Empty state placeholder
A data table that can have zero rows shows an icon and a friendly message when there is no data to display. Wrapping the empty state in a Flexbox container with justify-content: center, align-items: center, and flex-direction: column centres the placeholder at any table height, whether the table is 200px tall on mobile or 600px tall on desktop. The same pattern applies to empty search results, empty inboxes, zero-state dashboards, and any feature that occasionally has nothing to show. The centring is robust against the wide range of container heights a real product encounters.
Loading spinner overlay
A full-screen loading overlay needs its spinner centred both horizontally and vertically while the page fetches data in the background. Setting the overlay to display: flex with justify-content: center and align-items: center centres the spinner at any viewport size on any device, with no fixed positioning maths and no JavaScript-driven repositioning required. The three-property approach works equally well whether the overlay covers the full viewport using position: fixed or covers just a single panel using position: absolute inside a relatively positioned wrapper, which makes it the standard pattern for spinners across modern applications.
Use this when you need to center an element both horizontally and vertically inside its container using Flexbox, without calculating offsets or using positioning hacks.

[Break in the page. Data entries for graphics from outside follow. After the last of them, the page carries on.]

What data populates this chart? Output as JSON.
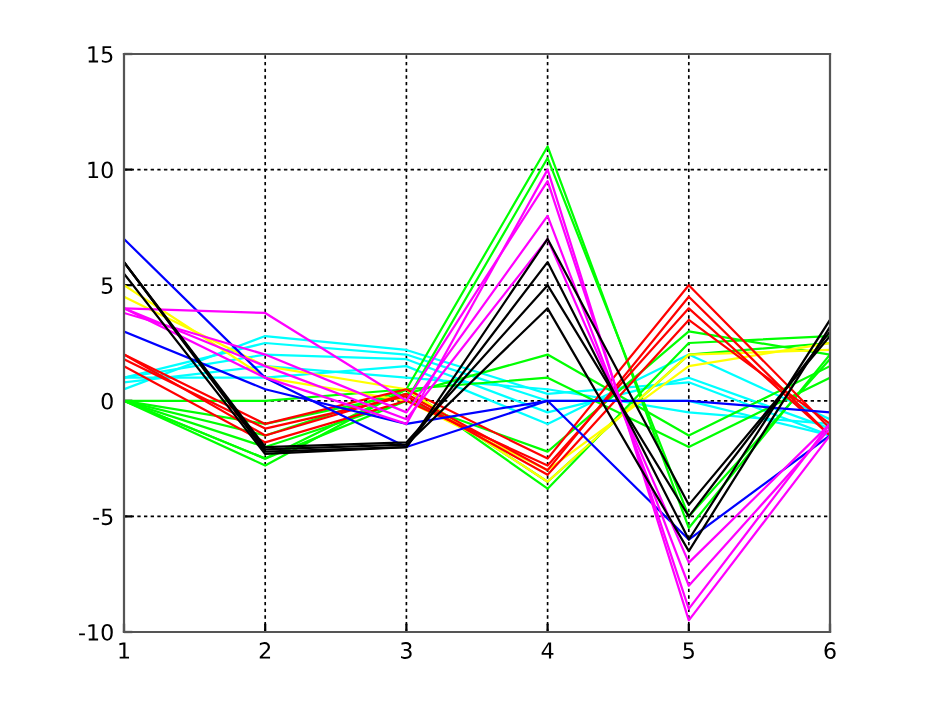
{
  "chart_data": {
    "type": "line",
    "x": [
      1,
      2,
      3,
      4,
      5,
      6
    ],
    "xlim": [
      1,
      6
    ],
    "xticks": [
      1,
      2,
      3,
      4,
      5,
      6
    ],
    "ylim": [
      -10,
      15
    ],
    "yticks": [
      -10,
      -5,
      0,
      5,
      10,
      15
    ],
    "grid": true,
    "line_style": "solid",
    "marker": "none",
    "series": [
      {
        "color": "#00ffff",
        "values": [
          1,
          2.5,
          2,
          0,
          0,
          -1.5
        ]
      },
      {
        "color": "#00ffff",
        "values": [
          1,
          2,
          1.8,
          -0.5,
          1,
          -1.2
        ]
      },
      {
        "color": "#00ffff",
        "values": [
          0.8,
          1.5,
          1,
          0.5,
          -0.5,
          -1
        ]
      },
      {
        "color": "#00ffff",
        "values": [
          1,
          1,
          1.5,
          -1,
          2,
          -0.8
        ]
      },
      {
        "color": "#00ffff",
        "values": [
          0.5,
          2.8,
          2.2,
          0.3,
          0.8,
          -1.5
        ]
      },
      {
        "color": "#00ff00",
        "values": [
          0,
          -2.5,
          0.5,
          -3.5,
          2,
          2.5
        ]
      },
      {
        "color": "#00ff00",
        "values": [
          0,
          -2,
          0,
          -2.2,
          3,
          2
        ]
      },
      {
        "color": "#00ff00",
        "values": [
          0,
          -1,
          0.3,
          2,
          -1.5,
          1.5
        ]
      },
      {
        "color": "#00ff00",
        "values": [
          0,
          0,
          0.5,
          1,
          -2,
          1
        ]
      },
      {
        "color": "#00ff00",
        "values": [
          0,
          -1.5,
          0.5,
          -3.8,
          2.5,
          2.8
        ]
      },
      {
        "color": "#00ff00",
        "values": [
          0,
          -2.8,
          0.5,
          11,
          -5.5,
          2
        ]
      },
      {
        "color": "#00ff00",
        "values": [
          0,
          -2.5,
          0,
          10.5,
          -5,
          1.8
        ]
      },
      {
        "color": "#ffff00",
        "values": [
          5,
          1,
          0,
          -3,
          1.5,
          2.5
        ]
      },
      {
        "color": "#ffff00",
        "values": [
          4.5,
          1.5,
          0.5,
          -3.5,
          2,
          2.2
        ]
      },
      {
        "color": "#ff0000",
        "values": [
          2,
          -1.5,
          0.3,
          -3,
          4.5,
          -1.5
        ]
      },
      {
        "color": "#ff0000",
        "values": [
          2,
          -1,
          0.5,
          -2.5,
          5,
          -1.2
        ]
      },
      {
        "color": "#ff0000",
        "values": [
          1.5,
          -1.8,
          0,
          -2.8,
          4,
          -1.5
        ]
      },
      {
        "color": "#ff0000",
        "values": [
          1.8,
          -1.2,
          0.2,
          -3.2,
          3.5,
          -1
        ]
      },
      {
        "color": "#0000ff",
        "values": [
          7,
          1,
          -2,
          0,
          -6,
          -1.5
        ]
      },
      {
        "color": "#0000ff",
        "values": [
          3,
          0.5,
          -1,
          0,
          0,
          -0.5
        ]
      },
      {
        "color": "#ff00ff",
        "values": [
          4,
          1,
          -1,
          10,
          -9.5,
          -1.5
        ]
      },
      {
        "color": "#ff00ff",
        "values": [
          4,
          3.8,
          0,
          9.5,
          -9,
          -1
        ]
      },
      {
        "color": "#ff00ff",
        "values": [
          3.8,
          2,
          -0.5,
          8,
          -8,
          -1.2
        ]
      },
      {
        "color": "#ff00ff",
        "values": [
          4,
          1.5,
          -0.8,
          7,
          -7,
          -1
        ]
      },
      {
        "color": "#000000",
        "values": [
          6,
          -2.2,
          -2,
          6,
          -6,
          3.5
        ]
      },
      {
        "color": "#000000",
        "values": [
          6,
          -2,
          -1.8,
          5,
          -5,
          3
        ]
      },
      {
        "color": "#000000",
        "values": [
          5.5,
          -2.3,
          -2,
          7,
          -4.5,
          2.8
        ]
      },
      {
        "color": "#000000",
        "values": [
          6,
          -2.1,
          -1.9,
          4,
          -6.5,
          3.2
        ]
      }
    ]
  }
}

Get better results with these expert suggestions:
Give the container an explicit height for vertical centering to work
The align-items: center declaration centres items along the cross axis only when the container is taller than the natural content height. If the container has no height set, it shrinks to fit the content exactly and the centring has no visible effect because there is no extra vertical space to distribute. Add min-height: 100vh for full-viewport hero sections, height: 400px for fixed-height components, or another explicit height value to the container before expecting vertical centring to appear in the browser.
Use align-self to override centering on individual children
The align-items: center declaration applies uniformly to every child in the container. To push one specific child to the top or bottom while keeping its siblings centred, add align-self: flex-start or align-self: flex-end to that single child element. The align-self property overrides the parent align-items value for that one element only, without affecting siblings or requiring a separate wrapper. This is the cleanest way to handle the common case of a header element that should sit at the top while the rest of the content stays centred.
Prefer gap over margin for spacing stacked centered items
When centring stacked children inside a column-direction Flexbox container, use the gap property on the container instead of margin-bottom on each child. The gap property does not add space after the last item, which prevents an extra strip of whitespace at the bottom of the container that would visually offset the centred stack and make it look slightly higher than it should. Gap spacing is also cleaner to maintain because adding or removing children does not require any margin adjustments.
Test centering at both small and large container heights
A hero section might be 100vh on desktop but only 300px on mobile, and the same centring properties produce visibly different layouts at those two heights. Check that justify-content: center looks correct at both ends of the range your project supports. At very small container heights, tightly packed centred items can look cluttered and overflow the container, so consider reducing the gap value or hiding non-essential items at narrow breakpoints to keep the centred stack from spilling out.